A minha proposta acabou por ser a escolhida por um júri misto de portugueses e americanos.
Meses depois recebo um telefonema do gabinete do então primeiro-ministro, António Guterres, a convidar-me para ir na sua comitiva para a inauguração do Centro. Foi-me dito que tinham dificuldades financeiras, não as têm sempre?, e por isso paguei do meu bolso os bilhetes de avião, meu e da minha mulher, e a estada num pequeno hotel junto a Washington Square, onde habitualmente ficamos quando vamos a Nova Iorque. Ou seja, não fomos realmente na comitiva que, ao que soube depois, encheu um avião com homens de negócios, políticos e jornalistas. Raramente há lugar para os artistas. Enfim.

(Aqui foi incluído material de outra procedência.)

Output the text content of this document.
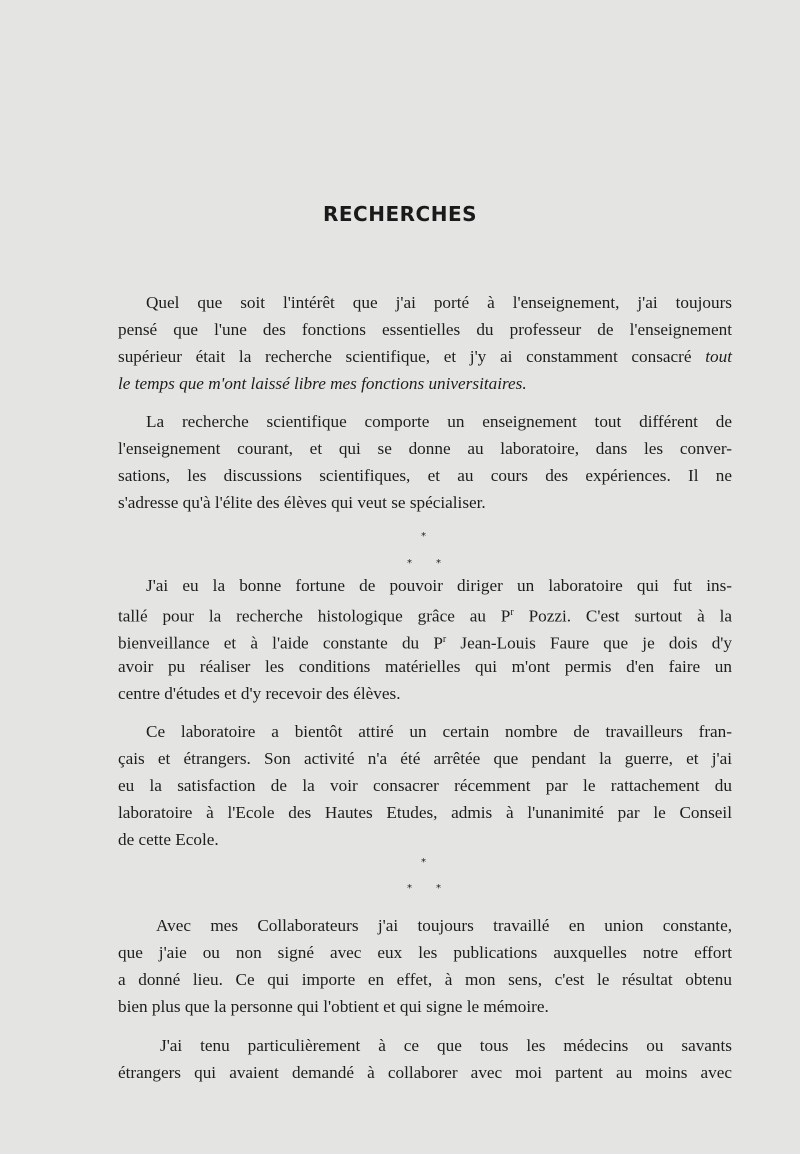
RECHERCHES
Quel que soit l'intérêt que j'ai porté à l'enseignement, j'ai toujours
pensé que l'une des fonctions essentielles du professeur de l'enseignement
supérieur était la recherche scientifique, et j'y ai constamment consacré tout
le temps que m'ont laissé libre mes fonctions universitaires.
La recherche scientifique comporte un enseignement tout différent de
l'enseignement courant, et qui se donne au laboratoire, dans les conver-
sations, les discussions scientifiques, et au cours des expériences. Il ne
s'adresse qu'à l'élite des élèves qui veut se spécialiser.
*
* *
J'ai eu la bonne fortune de pouvoir diriger un laboratoire qui fut ins-
tallé pour la recherche histologique grâce au $P^r$ Pozzi. C'est surtout à la
bienveillance et à l'aide constante du $P^r$ Jean-Louis Faure que je dois d'y
avoir pu réaliser les conditions matérielles qui m'ont permis d'en faire un
centre d'études et d'y recevoir des élèves.
Ce laboratoire a bientôt attiré un certain nombre de travailleurs fran-
çais et étrangers. Son activité n'a été arrêtée que pendant la guerre, et j'ai
eu la satisfaction de la voir consacrer récemment par le rattachement du
laboratoire à l'Ecole des Hautes Etudes, admis à l'unanimité par le Conseil
de cette Ecole.
*
* *
Avec mes Collaborateurs j'ai toujours travaillé en union constante,
que j'aie ou non signé avec eux les publications auxquelles notre effort
a donné lieu. Ce qui importe en effet, à mon sens, c'est le résultat obtenu
bien plus que la personne qui l'obtient et qui signe le mémoire.
J'ai tenu particulièrement à ce que tous les médecins ou savants
étrangers qui avaient demandé à collaborer avec moi partent au moins avec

No dia e hora combinados, fomos ter ao ponto de encontro, um hotel em Central Park, para seguirmos em caravana para o evento. Um assessor de Guterres indicou-nos então uma limousine preta, daquelas esticadas, enormes, entretanto tornadas caricatas pela evolução do gosto dos ricos que agora preferem os SUV's. Lá dentro estava Jardim Gonçalves e uma mulher.

 

Cumprimentámo-nos e sentámo-nos. Não passou um minuto e banqueiro e acompanhante saem da limousine. Não percebemos. Mais algum tempo e aparece o tal assessor a dizer que tinha havido um erro e não podíamos ir naquele carro. Cá fora confidencia que o banqueiro não queria companhia. Queria a limousine só para ele.


Na altura pensei que só uma mente muito débil podia dar importância a este tipo de coisas. Conhecida a história recente, confirma-se que este mesmo homem, que se tinha em tão grande importância, afinal nunca passou de um pequeno trafulha como tantos.


Mais do que a historieta pessoal, fica o retrato da nossa elite. Gente que imagina ter importância por obrigar os outros a darem-lhe importância. Gente que não atende telefones, que está sempre em reunião, que se furta sistematicamente à comunicação, como se esse afastamento pudesse conferir uma qualquer autoridade. Gente que exige ser tratada por Senhor Doutor, que demanda salamaleques de toda a espécie, prioridades, tratamentos VIP. No fundo, uma elite de tipo feudal num tempo acelerado que exige conhecimento e interação constante com os outros, por mais insignificantes que possam parecer. Raramente as boas ideias vêm dos ricos e poderosos. Nascem da necessidade e dinâmica dos que estão em baixo. E quem não percebe isto está condenado ao obsoletismo.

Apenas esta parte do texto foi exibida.